Eko is seeking damages along with a “permanent injunctive relief” to protect its trade secrets and business interests.
Eko, formerly known as Interlude, is a media technology company that enables production and distribution of selectable, interactive multimedia videos. It was founded in 2010 by Israeli rock musician Yoni Bloch, who is currently CEO.
According to a report from the Wall Street Journal, Bloch met with Quibi boss Jeffrey Katzenberg in 2017 to discuss an investment in Eko, long before the Dreamworks founder launched Quibi.
Eko also claims to have provided several unnamed Quibi employees – who it’s claimed previously worked at Snap - with details and code behind its technology.
Katzenberg and Quibi CEO Meg Whitman took wraps off the Turnstyle tech at CES, prompting Eko to send a letter to the founders alleging that the feature infringes on Eko’s intellectual property.

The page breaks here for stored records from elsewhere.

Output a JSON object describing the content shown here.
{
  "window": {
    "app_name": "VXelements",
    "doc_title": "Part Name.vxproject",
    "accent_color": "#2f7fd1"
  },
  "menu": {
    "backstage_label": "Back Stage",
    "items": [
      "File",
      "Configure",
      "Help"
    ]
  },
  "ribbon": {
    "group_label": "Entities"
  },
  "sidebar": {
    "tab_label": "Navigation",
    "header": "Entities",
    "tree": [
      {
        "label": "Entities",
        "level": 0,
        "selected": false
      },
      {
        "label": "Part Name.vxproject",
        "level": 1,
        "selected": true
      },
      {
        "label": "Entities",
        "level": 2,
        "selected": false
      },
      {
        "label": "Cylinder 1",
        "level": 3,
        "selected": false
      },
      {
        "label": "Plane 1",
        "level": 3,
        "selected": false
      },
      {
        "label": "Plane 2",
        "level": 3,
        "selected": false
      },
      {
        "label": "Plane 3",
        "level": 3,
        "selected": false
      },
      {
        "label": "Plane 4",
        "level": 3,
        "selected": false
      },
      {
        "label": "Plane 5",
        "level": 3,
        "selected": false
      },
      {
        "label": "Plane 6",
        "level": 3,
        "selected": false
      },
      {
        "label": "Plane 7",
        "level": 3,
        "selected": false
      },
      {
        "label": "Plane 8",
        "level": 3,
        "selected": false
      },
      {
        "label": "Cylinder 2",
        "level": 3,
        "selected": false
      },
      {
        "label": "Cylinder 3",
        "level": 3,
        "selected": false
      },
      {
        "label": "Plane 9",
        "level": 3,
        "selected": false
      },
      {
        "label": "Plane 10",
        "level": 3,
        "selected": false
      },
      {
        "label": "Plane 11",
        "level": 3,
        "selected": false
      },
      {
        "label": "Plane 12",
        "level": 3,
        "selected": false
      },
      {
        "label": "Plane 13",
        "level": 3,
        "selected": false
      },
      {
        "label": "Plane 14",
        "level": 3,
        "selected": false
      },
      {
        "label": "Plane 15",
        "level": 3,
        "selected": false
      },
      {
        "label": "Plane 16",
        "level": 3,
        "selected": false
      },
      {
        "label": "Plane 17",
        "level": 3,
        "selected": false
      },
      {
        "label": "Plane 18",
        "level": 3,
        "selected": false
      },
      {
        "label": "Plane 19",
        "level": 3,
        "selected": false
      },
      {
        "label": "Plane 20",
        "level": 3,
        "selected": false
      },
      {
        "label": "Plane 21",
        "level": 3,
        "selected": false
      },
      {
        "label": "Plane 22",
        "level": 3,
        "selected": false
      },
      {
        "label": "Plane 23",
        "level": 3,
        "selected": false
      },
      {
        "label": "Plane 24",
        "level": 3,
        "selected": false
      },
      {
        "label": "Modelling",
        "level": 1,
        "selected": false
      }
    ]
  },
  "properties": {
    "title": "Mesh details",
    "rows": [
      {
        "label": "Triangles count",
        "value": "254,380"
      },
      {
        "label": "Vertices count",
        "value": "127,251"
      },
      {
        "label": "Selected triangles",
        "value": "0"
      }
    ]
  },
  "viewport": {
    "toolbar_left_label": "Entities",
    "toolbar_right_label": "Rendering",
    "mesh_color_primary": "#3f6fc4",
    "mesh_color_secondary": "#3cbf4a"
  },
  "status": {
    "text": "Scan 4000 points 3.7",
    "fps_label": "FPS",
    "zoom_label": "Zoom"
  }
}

Quibi dismissed these claims and has taken the matter to court, accusing Eko of engaging in a “campaign of threats and harassment”.
“Our Turnstyle technology was developed internally at Quibi by our talented engineers and we have, in fact, received a patent for it,” Quibi said in a statement. “These claims have absolutely no merit and we will vigorously defend ourselves against them in court.”
The legal dispute is another setback for Quibi, which earlier this week announced it would axe its launch event amid the growing coronavirus threat. In a statement, Quibi said it still plans to launch its service on 6 April but it will not host a launch party.